Comment s'organise ce dialogue en classe ? L'enseignement de la philosophie aux enfants propose d'élargir le modèle du dialogue socratique à la classe, organisant ainsi régulièrement des discussions où se construisent progressivement plusieurs argumentations. À partir d'un support approprié à la compréhension des élèves, comme par exemple un extrait de bande dessinée, un chapitre de roman, l'extrait d'un film, le texte d'une chanson ou encore un fait divers populaire, l'enseignant leur propose une série de problèmes sur lesquels ils doivent s'exprimer et justifier leur opinion. L'enseignant assume dés lors le rôle de Socrate. Il s'agit donc d'élargir le cercle des participants, alors que les règles de participation au dialogue socratique ont été conservées. Et c'est précisément parce que les règles de la discussion philosophique sont celles du dialogue socratique que cette discussion se distingue d'une discussion ordinaire. Outre cet élargissement du modèle du dialogue socratique, on peut remarquer que la philosophie pour enfants emprunte à l'Antiquité sa conception de la philosophie : il ne s'agit pas d'apprendre aux enfants l'histoire de la philosophie mais bien de leur apprendre à philosopher.

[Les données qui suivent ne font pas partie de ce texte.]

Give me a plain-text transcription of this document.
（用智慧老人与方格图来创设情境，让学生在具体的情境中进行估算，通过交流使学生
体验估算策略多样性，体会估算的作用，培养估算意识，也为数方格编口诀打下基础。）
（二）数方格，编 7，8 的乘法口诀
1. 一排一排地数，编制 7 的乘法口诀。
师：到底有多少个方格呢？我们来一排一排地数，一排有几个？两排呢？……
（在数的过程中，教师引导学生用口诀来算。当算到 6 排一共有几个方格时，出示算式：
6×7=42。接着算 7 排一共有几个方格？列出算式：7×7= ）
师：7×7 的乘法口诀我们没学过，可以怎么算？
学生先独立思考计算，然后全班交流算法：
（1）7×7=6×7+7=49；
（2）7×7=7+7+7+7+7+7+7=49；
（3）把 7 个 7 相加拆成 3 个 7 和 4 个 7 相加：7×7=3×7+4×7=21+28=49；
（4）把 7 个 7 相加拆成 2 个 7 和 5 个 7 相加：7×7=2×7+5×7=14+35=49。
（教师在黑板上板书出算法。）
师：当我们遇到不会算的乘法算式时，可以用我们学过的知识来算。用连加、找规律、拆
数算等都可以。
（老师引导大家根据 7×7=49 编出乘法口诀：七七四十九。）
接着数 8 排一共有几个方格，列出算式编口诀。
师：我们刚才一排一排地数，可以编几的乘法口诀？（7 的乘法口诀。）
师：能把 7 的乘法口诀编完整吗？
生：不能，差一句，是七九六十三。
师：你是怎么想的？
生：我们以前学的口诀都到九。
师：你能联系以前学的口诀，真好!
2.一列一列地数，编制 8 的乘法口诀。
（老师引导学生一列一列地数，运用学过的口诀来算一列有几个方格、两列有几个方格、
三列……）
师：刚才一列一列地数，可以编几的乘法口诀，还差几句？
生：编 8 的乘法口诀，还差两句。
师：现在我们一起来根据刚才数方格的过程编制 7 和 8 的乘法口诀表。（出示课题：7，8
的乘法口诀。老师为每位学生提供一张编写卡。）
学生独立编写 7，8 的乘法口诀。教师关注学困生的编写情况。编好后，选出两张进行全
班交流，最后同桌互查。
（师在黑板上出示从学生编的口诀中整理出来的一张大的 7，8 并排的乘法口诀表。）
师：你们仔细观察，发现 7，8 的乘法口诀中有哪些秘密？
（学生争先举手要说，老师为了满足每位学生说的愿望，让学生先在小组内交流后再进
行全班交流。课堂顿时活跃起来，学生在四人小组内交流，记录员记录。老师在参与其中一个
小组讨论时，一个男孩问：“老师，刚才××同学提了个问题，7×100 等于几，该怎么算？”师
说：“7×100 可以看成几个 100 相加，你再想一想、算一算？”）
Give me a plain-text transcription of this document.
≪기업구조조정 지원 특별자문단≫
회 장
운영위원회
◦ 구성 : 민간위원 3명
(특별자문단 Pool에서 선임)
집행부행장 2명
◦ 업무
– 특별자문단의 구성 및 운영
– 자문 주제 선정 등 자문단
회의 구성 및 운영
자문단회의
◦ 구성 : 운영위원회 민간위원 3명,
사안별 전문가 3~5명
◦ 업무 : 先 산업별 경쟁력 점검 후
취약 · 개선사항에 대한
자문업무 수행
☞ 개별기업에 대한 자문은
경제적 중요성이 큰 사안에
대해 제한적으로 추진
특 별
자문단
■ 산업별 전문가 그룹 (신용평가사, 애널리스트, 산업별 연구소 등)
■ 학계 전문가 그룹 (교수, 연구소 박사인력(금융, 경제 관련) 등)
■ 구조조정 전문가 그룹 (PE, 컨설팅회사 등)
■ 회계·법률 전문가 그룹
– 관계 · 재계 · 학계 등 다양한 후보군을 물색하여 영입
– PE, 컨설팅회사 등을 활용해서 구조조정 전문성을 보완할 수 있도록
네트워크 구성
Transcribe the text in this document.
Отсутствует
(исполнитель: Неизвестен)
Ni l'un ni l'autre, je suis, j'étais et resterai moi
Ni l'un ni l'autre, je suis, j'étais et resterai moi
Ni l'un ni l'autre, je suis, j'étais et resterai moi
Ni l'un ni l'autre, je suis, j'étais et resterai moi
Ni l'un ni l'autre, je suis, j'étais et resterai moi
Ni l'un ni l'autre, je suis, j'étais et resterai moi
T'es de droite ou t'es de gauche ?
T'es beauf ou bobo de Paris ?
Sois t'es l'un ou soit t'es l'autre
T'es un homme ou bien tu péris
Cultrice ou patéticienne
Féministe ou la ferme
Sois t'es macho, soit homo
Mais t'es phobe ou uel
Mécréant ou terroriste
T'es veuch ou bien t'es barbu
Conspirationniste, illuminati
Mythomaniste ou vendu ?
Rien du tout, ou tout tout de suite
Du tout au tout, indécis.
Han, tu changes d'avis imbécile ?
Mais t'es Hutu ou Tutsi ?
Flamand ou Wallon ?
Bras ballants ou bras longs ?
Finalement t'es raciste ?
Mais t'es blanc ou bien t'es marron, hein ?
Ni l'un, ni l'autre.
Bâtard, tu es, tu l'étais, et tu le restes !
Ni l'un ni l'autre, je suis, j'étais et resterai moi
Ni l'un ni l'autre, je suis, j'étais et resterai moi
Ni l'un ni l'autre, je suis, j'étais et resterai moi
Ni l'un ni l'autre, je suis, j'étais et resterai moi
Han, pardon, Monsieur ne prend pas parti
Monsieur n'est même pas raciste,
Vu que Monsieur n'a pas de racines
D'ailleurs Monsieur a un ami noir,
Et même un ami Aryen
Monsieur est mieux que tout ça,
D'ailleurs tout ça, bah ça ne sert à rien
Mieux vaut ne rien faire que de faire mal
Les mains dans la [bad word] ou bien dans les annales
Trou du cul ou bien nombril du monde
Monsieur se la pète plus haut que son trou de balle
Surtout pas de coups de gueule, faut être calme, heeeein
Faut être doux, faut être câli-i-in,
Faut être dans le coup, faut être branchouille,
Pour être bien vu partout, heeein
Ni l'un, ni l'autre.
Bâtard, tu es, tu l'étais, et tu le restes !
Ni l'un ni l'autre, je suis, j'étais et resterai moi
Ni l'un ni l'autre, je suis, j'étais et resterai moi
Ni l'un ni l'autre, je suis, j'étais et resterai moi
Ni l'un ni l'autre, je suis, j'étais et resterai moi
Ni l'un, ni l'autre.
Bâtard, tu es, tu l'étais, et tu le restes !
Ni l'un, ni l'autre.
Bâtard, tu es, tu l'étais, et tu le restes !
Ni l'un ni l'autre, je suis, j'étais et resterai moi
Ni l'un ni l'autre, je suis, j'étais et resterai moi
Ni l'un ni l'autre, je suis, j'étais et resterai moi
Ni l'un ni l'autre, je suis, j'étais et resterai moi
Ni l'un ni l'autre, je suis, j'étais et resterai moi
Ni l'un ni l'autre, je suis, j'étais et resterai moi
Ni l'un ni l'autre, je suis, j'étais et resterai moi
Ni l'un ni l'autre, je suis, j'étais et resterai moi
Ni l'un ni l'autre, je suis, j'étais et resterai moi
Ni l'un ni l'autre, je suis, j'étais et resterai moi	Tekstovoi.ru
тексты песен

Pour éclaircir le processus par lequel autrui devient le médiateur de tout progrès de la pensée, nous pouvons nous référer aux travaux de Jean Piaget.
Environnement et raisonnement
Dans son étude sur Le jugement et le raisonnement chez l'enfant, Jean Piaget remarque que le développement du raisonnement est fonction du degré de socialisation de l'enfant. Car ce n'est que dans le dialogue avec autrui que la pensée de l'enfant sort de son égocentrisme premier pour produire une argumentation convaincante : " Le raisonnement est toujours une démonstration ; si donc l'enfant reste longtemps étranger au besoin de démontrer, il va de soi que sa manière de raisonner s'en ressentira ".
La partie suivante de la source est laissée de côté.